These comprise tiles which are flat, square, or rounded at one end, and round or variously shaped tiles.
These are greater in length than breadth, and of variable dimensions (Figs. 416,417); the best known ones are .27 x .15 and about .015 thick (about 10 in. x 6 in. x 1/2 in.); they weigh about 1 kilog. (2 lbs.). They are fixed to the laths with a hook, and most of them have one or two holes (Fig. 417) by which they can be nailed down. They are arranged in horizontal rows which overlap one another from the base to the ridge; only one-third of the tile is left visible, and this part is called the "pureau" Each tile is over three laths (Fig. 418), and thus the roofing is three tiles thick, and is of considerable weight, averaging 60 kilog. per square metre. The slope should be from .75 m. to I m. per metre (30° to 45°).
Figs. 416 to 430. Ancient Tiles of Various Shapes.
These only differ from the foregoing in the lower part, which is semicircular (Figs. 419, 420), or pointed, which gives the roofing a tasteful appearance resembling the scales of fish (Fig. 421), whence the name.
In order that a roofing may be successfully laid, the tiles must be perfectly smooth, which is not often the case.
The roofing of towers and domes requires the tiles to be cone-shaped so as to follow the curvature of the roof (Fig. 422).. They are laid in the same way, being nailed to the laths when necessary.
This differs very little from the tile of the ancient Romans; its shape is trapezoidal (Fig. 423), and the joins are covered by round tiles (Fig. 424). Roofings of this kind (Fig. 425) are still found in Champagne, in the south of France, and in Italy.
These are used alone or in conjunction with the preceding kind. In the former case they are laid in different ways according to the locality; they are generally placed upon connecting battens, for which are sometimes substituted terra-cotta squares (Fig. 428), and the whole is sometimes bound together with mortar, making a solid but very heavy mass (Fig. 429). In the south of France, the tiles are merely placed upon triangular joists (Fig. 430); the slope must not be very great, about .4 to .5 metres per metre (210 to 26°), for the tiles are only kept in position by their weight.
These tiles are provided with a hook which holds them to the laths (Fig. 405), and they can therefore be more sloped than the previous kind. To make the roof more water-tight, the joins are usually filled in with mortar.
The invention of fitting tiles by Gilardoni was a great advance on earlier tiles, which had many other disadvantages besides their weight; they offered a great hold to the wind, they allowed snow and often rain to pass through, and they were costly to maintain.
The first tiles have been improved upon, and we possess types to-day which make excellent roofs; but modifications are always being sought after, and every year new shapes of tiles appear, which, however, are all based on the same principle, and frequently offer no sensible advantage over existing types.
It may well be asked, with reference to this, whether inventors are well advised in trying, under pretext of improvement, to complicate the shape of tiles by an infinitude of details.
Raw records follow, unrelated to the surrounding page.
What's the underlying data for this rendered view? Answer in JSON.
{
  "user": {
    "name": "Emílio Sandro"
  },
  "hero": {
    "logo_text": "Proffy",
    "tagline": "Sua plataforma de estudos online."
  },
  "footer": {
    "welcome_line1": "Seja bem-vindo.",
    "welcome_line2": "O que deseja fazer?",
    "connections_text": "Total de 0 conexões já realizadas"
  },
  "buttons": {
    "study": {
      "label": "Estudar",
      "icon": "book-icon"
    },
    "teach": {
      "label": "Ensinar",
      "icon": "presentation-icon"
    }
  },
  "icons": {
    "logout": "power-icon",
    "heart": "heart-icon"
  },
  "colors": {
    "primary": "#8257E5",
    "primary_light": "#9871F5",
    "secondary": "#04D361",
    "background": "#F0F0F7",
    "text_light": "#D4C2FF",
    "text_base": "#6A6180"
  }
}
What should be the natural shape of a tile that it may be suited to its destined position? This shape should be one which will. render the roofs absolutely proof against snow and rain in any quantity; it should make the tiles as light as possible consistently with their stability under any pressure of wind. A detailed examination of the principal types of tile will show how this question has been answered.
Fitting tiles are divided into two classes according as they are laid overlapping, that is to say, with vertical interrupted join, or in a straight line, that is to say, with vertical continuous join.
This tile has average dimensions of .4 x .24, and thirteen are required to the square metre, which represents a utilisation of five-sixths of the total surface. The joint is at the left, and is formed of a groove with a strong inner edge; at the right is the counter-joint; at the top is a simple flange.
The lower part is of larmier shape and has a hollow (Fig. 451) in the middle, in which the counter-joint of the lower row rests. In the middle of the tile is a lozenge - shaped strengthening rib, hollow inside; it is below this lozenge that the triangular projection caused by the hollow at the bottom of the tile is placed, and it has also the effect of directing water to the two sides of the lower counter-joint (Fig. 433). The tile is fastened to the laths with two hooks, and some types are furnished with holes through which they can be nailed to the rafters, others (Fig. 448) are furnished below with a projection pierced with a hole through which a wire is passed and attached to the laths (Fig. 449).
Figs. 431 lo 449. Modern Tiles of Various Shapes (Gilardoni Brothers and Muller),
This type of tile, which was the first to be manufactured, is now made by many firms (see table), as the patent has expired.
It requires half-tiles (Fig. 432). The perfected model No. 4 (Fig. 440) is double-fitting at the top and at the side. The surface of the tile forms two channels (Fig. 441) separated by a rib.